21.5.15

Conservative Christianity, Progressive Theology, & Slavery

Almost all modern Christians passionately oppose slavery. Most, no doubt, oppose slavery more than they oppose gay marriage... especially the horrible race based slavery of the antebellum American South.

Most of the people I knew at my conservative congregation in Ohio opposed slavery by arguing that God intended for it to eventually be eradicated as part of his progressive agenda for the development of more just human interaction. They never seemed to recognize that if this same argument was used for any other doctrinal issue (like gay marriage) they would dismiss it outright as adding to God's word and revelation.

Because this argument is so popular it's worth exploring in more detail.

One of the problems with this reasoning is that it's never deployed outside the slavery question, and this is complicated by the lack of a good definition of slavery. Instead, they usually babble vaguely about the 'obvious' evil of racism, and the unjust nature of keeping people in bondage their whole lives.

Normally, no directly applicable scriptural references are made because of all the passages in the Bible that deal with the institution of slavery none of them condemn or even discourage it. On the contrary, many of them argue favorably towards it or even mandate it.

In fact, I would argue that contemporary American Christianity has no coherent theological thinking whatsoever when it comes to the issue of slavery. The sole exception perhaps being the most extreme forms of egalitarian Marxist Christianity which at least maintain a consistent progressive agenda regarding all of Christian theology.

Almost all Christian thinking regarding the issues of race and slavery in America are the result of often hysterical and always irrational fear driven reactions to the real or imagined sin of racism. What is racism? Well, it's whatever the leftist wing of society decides to define it as. So, in practice, Christian theology (if it can really be called that) regarding slavery is really a poorly thought out attempt to avoid accusations of racism, and what constitutes grounds for that accusation is constantly changing.

The primary problem regarding the idea that slavery evolved into a sin over the years is that if this is possible than it is conceivable that any number of arbitrary sins could simply evolve into existence. If this is possible then it would render Christianity a fluid and, ultimately, worthless moral guide.

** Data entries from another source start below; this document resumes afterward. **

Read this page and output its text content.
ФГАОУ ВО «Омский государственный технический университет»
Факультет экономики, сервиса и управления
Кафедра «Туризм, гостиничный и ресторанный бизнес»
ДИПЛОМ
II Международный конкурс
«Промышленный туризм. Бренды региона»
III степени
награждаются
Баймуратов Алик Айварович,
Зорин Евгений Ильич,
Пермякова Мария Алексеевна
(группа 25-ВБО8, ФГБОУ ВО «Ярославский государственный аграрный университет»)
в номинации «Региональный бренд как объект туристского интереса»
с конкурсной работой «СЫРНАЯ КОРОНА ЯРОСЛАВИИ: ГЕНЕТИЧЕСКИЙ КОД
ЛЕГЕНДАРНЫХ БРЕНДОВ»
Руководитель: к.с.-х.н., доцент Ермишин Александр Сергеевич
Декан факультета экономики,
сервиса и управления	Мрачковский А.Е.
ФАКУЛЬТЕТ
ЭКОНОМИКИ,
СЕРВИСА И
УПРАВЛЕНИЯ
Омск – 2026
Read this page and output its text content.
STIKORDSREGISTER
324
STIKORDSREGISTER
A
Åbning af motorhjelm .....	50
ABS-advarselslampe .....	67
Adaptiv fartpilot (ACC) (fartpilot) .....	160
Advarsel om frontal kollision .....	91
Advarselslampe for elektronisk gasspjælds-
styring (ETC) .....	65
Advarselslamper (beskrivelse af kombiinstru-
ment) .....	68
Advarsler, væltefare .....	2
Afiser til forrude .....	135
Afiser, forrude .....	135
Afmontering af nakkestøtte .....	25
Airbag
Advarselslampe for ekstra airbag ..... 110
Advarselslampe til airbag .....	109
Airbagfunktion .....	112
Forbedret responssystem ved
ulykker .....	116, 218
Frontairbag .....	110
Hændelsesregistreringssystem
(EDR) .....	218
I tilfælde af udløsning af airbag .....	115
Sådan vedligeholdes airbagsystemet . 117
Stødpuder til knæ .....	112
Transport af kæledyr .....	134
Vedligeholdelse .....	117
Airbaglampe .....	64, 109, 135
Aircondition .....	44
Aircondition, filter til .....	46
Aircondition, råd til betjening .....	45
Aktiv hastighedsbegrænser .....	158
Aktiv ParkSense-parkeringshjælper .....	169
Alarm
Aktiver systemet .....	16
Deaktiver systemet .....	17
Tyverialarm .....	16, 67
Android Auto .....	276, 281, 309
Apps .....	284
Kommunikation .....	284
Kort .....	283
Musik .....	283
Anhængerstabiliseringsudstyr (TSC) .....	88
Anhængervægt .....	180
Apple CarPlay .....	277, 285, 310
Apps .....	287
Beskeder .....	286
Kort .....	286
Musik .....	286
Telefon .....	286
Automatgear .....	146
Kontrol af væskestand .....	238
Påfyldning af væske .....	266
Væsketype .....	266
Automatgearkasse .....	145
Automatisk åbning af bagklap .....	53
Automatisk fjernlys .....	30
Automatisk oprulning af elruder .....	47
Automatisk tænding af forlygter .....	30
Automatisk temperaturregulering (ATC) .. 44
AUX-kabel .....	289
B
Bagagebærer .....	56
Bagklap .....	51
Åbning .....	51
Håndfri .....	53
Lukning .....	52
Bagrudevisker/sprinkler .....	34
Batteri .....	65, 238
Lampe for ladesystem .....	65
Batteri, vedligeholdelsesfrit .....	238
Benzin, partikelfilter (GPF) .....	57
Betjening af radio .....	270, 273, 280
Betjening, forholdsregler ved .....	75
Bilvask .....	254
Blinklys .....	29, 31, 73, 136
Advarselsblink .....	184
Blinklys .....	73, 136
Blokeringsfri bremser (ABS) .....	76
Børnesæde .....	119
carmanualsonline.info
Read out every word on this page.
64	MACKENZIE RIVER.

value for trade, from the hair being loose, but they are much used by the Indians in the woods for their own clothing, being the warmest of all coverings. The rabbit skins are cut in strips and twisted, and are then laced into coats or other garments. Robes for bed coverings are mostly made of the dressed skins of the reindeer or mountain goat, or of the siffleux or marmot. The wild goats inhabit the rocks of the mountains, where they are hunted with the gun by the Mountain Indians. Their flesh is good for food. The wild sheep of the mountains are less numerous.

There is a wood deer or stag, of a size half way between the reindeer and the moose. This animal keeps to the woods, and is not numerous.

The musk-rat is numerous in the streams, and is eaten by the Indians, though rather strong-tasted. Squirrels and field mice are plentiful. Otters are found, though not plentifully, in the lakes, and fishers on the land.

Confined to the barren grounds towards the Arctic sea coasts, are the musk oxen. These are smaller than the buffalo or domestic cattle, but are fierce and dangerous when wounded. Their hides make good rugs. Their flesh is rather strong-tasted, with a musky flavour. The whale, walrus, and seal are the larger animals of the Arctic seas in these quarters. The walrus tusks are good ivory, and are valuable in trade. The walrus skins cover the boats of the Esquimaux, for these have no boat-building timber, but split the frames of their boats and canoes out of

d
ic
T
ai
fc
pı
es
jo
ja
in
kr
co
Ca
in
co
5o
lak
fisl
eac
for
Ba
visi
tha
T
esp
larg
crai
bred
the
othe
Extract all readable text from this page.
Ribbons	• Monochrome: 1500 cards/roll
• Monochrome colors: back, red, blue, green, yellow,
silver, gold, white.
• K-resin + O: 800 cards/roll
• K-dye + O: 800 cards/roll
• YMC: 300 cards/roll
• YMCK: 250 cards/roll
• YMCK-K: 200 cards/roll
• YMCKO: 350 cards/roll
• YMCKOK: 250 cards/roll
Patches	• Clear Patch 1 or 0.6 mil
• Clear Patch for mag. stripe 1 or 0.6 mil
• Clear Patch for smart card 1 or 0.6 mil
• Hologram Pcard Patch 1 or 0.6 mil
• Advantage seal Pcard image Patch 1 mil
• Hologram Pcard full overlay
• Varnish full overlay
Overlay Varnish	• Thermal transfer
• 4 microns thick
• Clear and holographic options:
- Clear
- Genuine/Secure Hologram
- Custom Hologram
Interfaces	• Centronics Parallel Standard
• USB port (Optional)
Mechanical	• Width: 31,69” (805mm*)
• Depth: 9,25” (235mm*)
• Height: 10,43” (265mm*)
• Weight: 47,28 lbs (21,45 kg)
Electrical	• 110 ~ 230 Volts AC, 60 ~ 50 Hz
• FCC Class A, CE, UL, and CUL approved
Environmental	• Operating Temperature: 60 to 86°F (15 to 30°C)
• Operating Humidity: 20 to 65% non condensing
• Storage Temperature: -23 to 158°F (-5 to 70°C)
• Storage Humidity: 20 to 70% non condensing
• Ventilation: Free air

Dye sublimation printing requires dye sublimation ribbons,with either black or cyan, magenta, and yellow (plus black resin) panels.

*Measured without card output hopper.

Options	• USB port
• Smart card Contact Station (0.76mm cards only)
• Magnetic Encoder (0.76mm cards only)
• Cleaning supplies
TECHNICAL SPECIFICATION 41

If slavery is a sin than it is the only one never mentioned in the Bible, and if there are sins which aren't mentioned in the Bible than everyone is ruined on the day of judgment because God hid important stuff from us. No orthodox Christian thinker until the modern period has regarded slavery as wrong. Are they all guilty of doctrinal error?

The secondary problem with the argument that God progressively phased out slavery is that if Christians accept this then it only follows that God intends to phase out all unequal power structures. In other words, that he would be attempting to eliminate hierarchy and authority.

Is there really a difference between the slave/master relationship and the employee/boss relationship? Perhaps there is, but it is only a matter of degree not of substance. In politics, Christians run into the same problem. The feudal system that dominated the Middle Ages would have to be condemned because it mirrored slavery in all important aspects. Are monarchies to be done away with because the king has absolute, or near absolute, authority over the lives of his subjects? Are men not to have authority over their wives or even children?

The institution of slavery is merely one descriptor of a particular relationship among the hundreds that operate in human life on the principles of power, authority, and hierarchy. To declare slavery immoral is to declare that there is something inherently immoral about all these other relationships as well.

The only way to avoid this conclusion is to argue that race based slavery, like that seen in the American South, is somehow specially wrong. However, there doesn't seem to be any way of Biblically arguing this point because God specifically established race based slavery in Leviticus and made numerous socio-political decision based upon ethnicity and race. Ultimately, the question remains: why is basing a decision on race wrong? Is there any reason to believe that one has the moral obligation to ignore race when making decisions about social organization?

The modern obsession with being race neutral is simply unjustifiable. There is no reason to ignore race. God did not create different races and then force humanity to ignore them. Race is nothing more than extended family. People of the same race are always more closely related to someone of the same race than they are to someone of another race. God did not create family units and extended families and expect us to ignore them. The most obvious proof for this is God's special relationship with the extended family of Jacob.

There is no justifiable reason to view race based slavery as practiced in the American South as sinful? Of course, with all human relationships abuses lead to sin. Abusing one's slave has always been a sin just as abusing one's wife has been, but there is no reason to believe that the very institution of slavery has some how evolved into a sin in modern times.